Jennifer Ekstrom Research Interests
The Ekstrom lab uses X-ray crystallography to study the three-dimensional
structures of biologically and medically important proteins. Currently, our focus is on proteins and protein complexes involved in transcriptional regulation, but we are also studying select
enzymes with interesting functional properties and potential for drug design.
In collaboration with Arul Chinnaiyan (U Mich), we are structurally characterizing the multiprotein regulatory complexes formed from the polycomb-group (PcG) family of proteins.
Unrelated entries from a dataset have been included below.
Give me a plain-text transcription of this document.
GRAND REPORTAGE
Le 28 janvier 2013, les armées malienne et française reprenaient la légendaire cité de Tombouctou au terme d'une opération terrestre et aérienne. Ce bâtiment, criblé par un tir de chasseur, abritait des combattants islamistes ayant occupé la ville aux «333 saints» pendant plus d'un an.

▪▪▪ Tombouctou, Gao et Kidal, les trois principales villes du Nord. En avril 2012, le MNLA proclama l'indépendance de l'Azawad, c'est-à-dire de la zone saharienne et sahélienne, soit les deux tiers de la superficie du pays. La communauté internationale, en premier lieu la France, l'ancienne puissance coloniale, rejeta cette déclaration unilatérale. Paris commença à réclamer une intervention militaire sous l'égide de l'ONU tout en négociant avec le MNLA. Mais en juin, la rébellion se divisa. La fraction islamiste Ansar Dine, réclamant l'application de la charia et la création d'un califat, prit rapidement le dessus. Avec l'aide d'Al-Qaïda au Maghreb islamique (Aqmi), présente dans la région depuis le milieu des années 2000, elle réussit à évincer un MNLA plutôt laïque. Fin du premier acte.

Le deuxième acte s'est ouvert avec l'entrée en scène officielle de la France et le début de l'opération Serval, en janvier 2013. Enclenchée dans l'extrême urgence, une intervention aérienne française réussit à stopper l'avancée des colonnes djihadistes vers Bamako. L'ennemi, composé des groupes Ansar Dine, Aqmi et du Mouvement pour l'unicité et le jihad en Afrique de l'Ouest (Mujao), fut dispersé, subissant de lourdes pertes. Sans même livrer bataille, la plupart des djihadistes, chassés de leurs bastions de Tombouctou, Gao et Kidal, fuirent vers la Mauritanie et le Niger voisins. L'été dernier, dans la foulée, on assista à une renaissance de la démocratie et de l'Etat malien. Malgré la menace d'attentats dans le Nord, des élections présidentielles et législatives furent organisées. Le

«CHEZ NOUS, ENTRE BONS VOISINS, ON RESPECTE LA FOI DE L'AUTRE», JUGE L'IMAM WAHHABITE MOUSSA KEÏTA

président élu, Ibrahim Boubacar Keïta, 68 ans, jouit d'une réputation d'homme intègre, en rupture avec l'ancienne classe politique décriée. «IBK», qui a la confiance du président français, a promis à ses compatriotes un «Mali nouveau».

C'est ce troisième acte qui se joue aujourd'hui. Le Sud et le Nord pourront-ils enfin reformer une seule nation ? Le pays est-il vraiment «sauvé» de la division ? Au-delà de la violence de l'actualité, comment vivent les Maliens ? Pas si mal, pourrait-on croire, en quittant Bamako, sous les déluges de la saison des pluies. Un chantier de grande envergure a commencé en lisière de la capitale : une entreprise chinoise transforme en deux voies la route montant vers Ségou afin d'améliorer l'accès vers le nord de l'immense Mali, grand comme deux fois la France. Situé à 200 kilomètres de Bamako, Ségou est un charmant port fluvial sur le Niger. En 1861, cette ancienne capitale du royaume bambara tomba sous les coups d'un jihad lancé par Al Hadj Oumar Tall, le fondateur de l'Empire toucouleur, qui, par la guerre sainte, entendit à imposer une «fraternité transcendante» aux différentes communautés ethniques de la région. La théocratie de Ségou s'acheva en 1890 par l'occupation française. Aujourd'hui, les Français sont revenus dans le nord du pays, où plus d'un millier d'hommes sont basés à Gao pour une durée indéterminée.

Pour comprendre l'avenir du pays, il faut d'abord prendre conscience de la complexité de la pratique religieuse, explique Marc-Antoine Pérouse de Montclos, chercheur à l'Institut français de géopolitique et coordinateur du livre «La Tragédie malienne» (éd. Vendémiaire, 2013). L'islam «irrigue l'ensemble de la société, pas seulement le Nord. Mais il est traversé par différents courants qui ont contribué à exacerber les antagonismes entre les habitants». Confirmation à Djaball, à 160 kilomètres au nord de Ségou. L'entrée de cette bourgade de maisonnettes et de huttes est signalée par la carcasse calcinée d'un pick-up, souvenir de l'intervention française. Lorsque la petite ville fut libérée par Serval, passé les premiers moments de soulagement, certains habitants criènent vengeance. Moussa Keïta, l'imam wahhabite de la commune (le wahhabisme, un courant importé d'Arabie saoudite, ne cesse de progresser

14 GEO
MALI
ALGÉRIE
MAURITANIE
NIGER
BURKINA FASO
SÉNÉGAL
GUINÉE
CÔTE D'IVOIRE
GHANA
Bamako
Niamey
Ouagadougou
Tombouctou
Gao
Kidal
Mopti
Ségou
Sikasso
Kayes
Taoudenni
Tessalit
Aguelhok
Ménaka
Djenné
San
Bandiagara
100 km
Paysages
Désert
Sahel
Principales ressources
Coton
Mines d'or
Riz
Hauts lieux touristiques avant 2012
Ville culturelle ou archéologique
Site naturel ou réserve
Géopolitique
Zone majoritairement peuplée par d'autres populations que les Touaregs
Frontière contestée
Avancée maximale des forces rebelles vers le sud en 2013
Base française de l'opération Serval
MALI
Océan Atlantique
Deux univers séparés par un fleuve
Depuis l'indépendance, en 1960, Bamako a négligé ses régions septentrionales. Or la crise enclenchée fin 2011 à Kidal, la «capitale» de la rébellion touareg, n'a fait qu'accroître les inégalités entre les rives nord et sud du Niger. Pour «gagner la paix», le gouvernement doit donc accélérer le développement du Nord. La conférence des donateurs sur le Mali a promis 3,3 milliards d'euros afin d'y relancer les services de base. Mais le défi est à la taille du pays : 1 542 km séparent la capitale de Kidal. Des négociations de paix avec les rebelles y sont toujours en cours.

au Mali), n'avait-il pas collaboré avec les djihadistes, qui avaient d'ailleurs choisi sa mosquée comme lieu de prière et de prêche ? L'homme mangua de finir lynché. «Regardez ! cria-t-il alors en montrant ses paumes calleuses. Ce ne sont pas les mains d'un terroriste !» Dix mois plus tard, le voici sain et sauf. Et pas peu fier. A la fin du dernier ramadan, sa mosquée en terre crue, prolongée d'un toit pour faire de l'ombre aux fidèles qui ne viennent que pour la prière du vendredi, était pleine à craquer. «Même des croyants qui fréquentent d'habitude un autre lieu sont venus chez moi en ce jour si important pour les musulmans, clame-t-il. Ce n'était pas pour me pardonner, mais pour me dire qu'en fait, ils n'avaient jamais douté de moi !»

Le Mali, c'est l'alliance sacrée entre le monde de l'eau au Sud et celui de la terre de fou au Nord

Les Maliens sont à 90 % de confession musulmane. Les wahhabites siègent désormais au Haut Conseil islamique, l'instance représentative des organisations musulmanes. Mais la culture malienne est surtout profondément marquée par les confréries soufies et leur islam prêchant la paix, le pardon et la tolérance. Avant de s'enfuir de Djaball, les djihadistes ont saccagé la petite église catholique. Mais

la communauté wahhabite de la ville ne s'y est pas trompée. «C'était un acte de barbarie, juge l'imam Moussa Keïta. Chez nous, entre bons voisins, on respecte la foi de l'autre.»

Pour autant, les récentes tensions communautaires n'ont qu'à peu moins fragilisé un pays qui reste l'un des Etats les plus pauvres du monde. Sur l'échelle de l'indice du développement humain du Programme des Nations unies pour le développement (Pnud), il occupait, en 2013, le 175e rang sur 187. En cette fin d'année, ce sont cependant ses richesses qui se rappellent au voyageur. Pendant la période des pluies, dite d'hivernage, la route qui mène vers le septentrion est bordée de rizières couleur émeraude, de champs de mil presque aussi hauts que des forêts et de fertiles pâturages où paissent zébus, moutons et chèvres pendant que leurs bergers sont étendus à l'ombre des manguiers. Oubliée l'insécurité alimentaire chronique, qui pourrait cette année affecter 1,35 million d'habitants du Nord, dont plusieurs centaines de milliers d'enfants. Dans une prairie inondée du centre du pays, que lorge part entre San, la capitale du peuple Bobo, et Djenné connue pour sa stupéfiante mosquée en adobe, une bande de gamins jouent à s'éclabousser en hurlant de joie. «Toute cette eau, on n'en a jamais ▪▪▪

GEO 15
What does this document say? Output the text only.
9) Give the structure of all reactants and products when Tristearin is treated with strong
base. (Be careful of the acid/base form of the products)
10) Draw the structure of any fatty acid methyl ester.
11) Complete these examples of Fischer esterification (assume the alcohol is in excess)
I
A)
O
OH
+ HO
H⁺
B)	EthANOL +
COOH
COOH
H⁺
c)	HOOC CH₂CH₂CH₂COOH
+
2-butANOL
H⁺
Polycomb-group complexes are involved in chromatin modification and in the stable repression of specific sets of genes; this repression plays a critical role in embryonic development and in maintaining the identity of differentiated cells during cell division.
The PcG protein EZH2 is upregulated in metastatic cancer, with higher concentrations of EZH2 correlating with worse prognoses, and lowered concentrations inhibiting cell proliferation in vitro.Increased EZH2 expression results in the repression of 163 different genes, including key transcription factors and cell-cycle regulators. Blocking EZH2 expression using RNA interference arrests cell growth. Therefore, EZH2 is an appealing target for novel “transcription-based” cancer therapies.
EZH2 interacts with its partner protein, EED, forming a chromatin-bound PcG complex. The PcG complex modifies the histone tails of chromatin; EZH2 methylates the N-terminal tail of histone H3, while a histone deacetylase (HDAC) associated with EED acetylates the histone H3 tail. EZH2 has no detectable homolog in the PDB by BLAST, PSI-BLAST or consensus fold-recognition servers. Mapping studies have allowed us to focus on the regions involved in the EZH2/EED intermolecular interactions and select useful constructs for crystallization.
Disulfide shuffling & chaperone activity - Protein Disulfide Isomerase
The formation of native disulfide bonds is essential for the folding and stability of many secreted proteins. Protein disulfide isomerase (PDI) is a complex multi-domain enzyme that catalyzes both the formation of disulfide bonds and the re-shuffling of existing disulfide bonds. PDI has an unusually reactive cysteine (pKa 4) that attacks the exposed disulfides of a misfolded protein; the resulting mixed disulfide may then be reshuffled to form a different disulfide bond. Native disulfide bonds are less likely to be attacked by PDI, since they are often buried in stable tertiary structure and, thus, not as easily exposed for attack.
PDI also acts as a general chaperone, binding to misfolded or poorly soluble proteins, even those without disulfide bonds. PDI is found as an integral subunit of several protein complexes such as prolyl-4-hydroxylase and the microsomal triglyceride transferase complex, effectively acting as a “permanent” chaperone for these poorly soluble proteins.
We are determining structures of mammalian PDI with a variety of peptide substrates. Our goal is an understanding how this enzyme binds to unfolded or misfolded proteins and how it catalyzes disulfide formation and exchange in target proteins.